Her words hung in the air. I didn’t know what to say. She and Nick were growing further apart by the day. I thought back to that day when I was riding my bike and Nick was so excited to share his news. How could such a beautiful thing go so wrong? I wondered what would happen to them as a couple. And I couldn’t imagine how they could carry on afterwards, as if nothing was wrong and everything was fine. It wasn’t fine.

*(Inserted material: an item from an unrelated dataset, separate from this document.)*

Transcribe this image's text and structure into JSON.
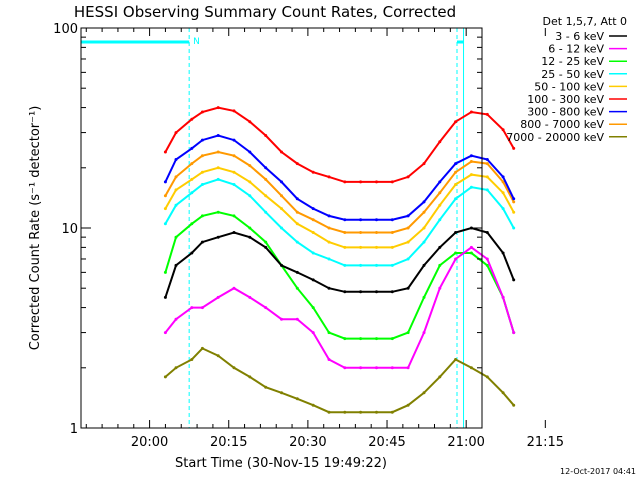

One day I heard that Nicky was coming home. None of the friends or extended family members were invited over on that day. I think they just wanted that time together as a family to say their goodbyes and remember him as only parents and siblings can do. He passed away the following day. It was in June, just after he had turned six months old. The day was hot and humid, similar to the one a year earlier when Nick first told me he was going to be a father. I don’t remember crying but I’m sure I did. I think I was in shock more than anything. It wasn’t fair that an infant could suffer so much during his short life and that my friends would lose the chance to raise this child. Baby Nicky would never sit in the swing his father had set up for him in the backyard of his new home. He had come home one last time before leaving the earth for good.
I’m Connie Ragen Green, contemplating birth and death and the brief intermission we call life. There are no words of inspiration I can share with you here, other than to live each day as though it is your last and to make sure the living creatures around you know that you care.